On my end, unforeseen circumstances kept me from my plan to head over to the Trop to catch the game.
I’m wondering if that was such a bad thing.
The Rays mounted little offense today behind a decent pitching performance from David Price, falling to the Rangers and Scott Feldman 4-0.
It is a day that, hopefully, will not be looked on as being to big when considering our playoff chances.
The Rays–and their fans–came into today’s game riding high off of the 10-inning walkoff win last night.
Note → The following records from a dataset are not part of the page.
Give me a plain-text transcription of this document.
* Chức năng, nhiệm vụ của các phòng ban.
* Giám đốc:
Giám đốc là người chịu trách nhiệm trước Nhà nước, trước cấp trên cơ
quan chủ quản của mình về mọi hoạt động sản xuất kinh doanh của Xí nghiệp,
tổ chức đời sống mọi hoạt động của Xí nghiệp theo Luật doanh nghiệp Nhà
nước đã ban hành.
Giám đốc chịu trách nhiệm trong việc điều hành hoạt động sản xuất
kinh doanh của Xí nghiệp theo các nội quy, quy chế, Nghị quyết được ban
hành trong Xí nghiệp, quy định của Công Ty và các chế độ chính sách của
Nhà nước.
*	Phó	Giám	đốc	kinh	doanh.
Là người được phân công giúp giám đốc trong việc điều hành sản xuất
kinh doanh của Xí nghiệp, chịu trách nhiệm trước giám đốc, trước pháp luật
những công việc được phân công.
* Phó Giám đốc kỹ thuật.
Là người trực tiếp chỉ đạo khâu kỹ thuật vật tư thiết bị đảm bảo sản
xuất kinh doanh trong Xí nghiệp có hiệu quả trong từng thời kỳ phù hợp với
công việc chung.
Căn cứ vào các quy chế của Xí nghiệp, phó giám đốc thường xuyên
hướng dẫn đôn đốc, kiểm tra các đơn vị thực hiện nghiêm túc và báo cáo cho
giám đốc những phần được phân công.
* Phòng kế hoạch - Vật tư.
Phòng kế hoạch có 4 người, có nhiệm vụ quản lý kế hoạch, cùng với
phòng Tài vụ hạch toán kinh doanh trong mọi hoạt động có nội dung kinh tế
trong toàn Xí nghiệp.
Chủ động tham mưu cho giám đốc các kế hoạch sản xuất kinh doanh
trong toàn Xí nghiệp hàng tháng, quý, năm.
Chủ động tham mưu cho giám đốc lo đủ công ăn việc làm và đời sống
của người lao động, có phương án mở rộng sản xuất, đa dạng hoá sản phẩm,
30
Carlos Pena’s amazing performance in that game gave the Rays faithful reason to believe in this defense, this pitching staff, and this offense.
Today, only 2 of those 3 showed up to the ball park.
Carl Crawford and Gabe Kapler turned in exceptional defensive efforts, making important diving catches today, and David Price threw 7 strong innings (3 hits, 3 runs, 4 K’s).
But the offense managed only 5 hits today, and 2 of those 5 were marginal errors that were ruled hits.
A great big goose egg displayed the runs they scored today, only the 6th time they’ve been shut out this season.
But what makes the lack of hitting and scoring runs difficult to swallow is the fact that the Rays hitters showed no discipline whatsoever today. Instead of a patient approach that can often be effective against young pitchers, the Rays looked like inexperienced hitters all day long. They flailed away at poor pitches and watched the good ones go right by.
How about 15 strikeouts!?
That will cause any team to go down.
And while 11 of those strikeouts came from Feldman, the Rays also allowed Darren O’Day to strike out the side in the 8th and Frank Francisco to strike one out in the 9th.
Sweep Would Have Been Nice
Everybody loves a sweep, of course.
But when it comes at the end of a 9-game home stand to make the home team go 7-2 in a heated playoff race, it means that much more.
So what does it mean when it doesn’t happen?
And what does it mean when it doesn’t happen against a team you are fighting for a playoff spot?
And what does it mean when it doesn’t happen just before you leave home to go on an extremely difficult 9-game road trip?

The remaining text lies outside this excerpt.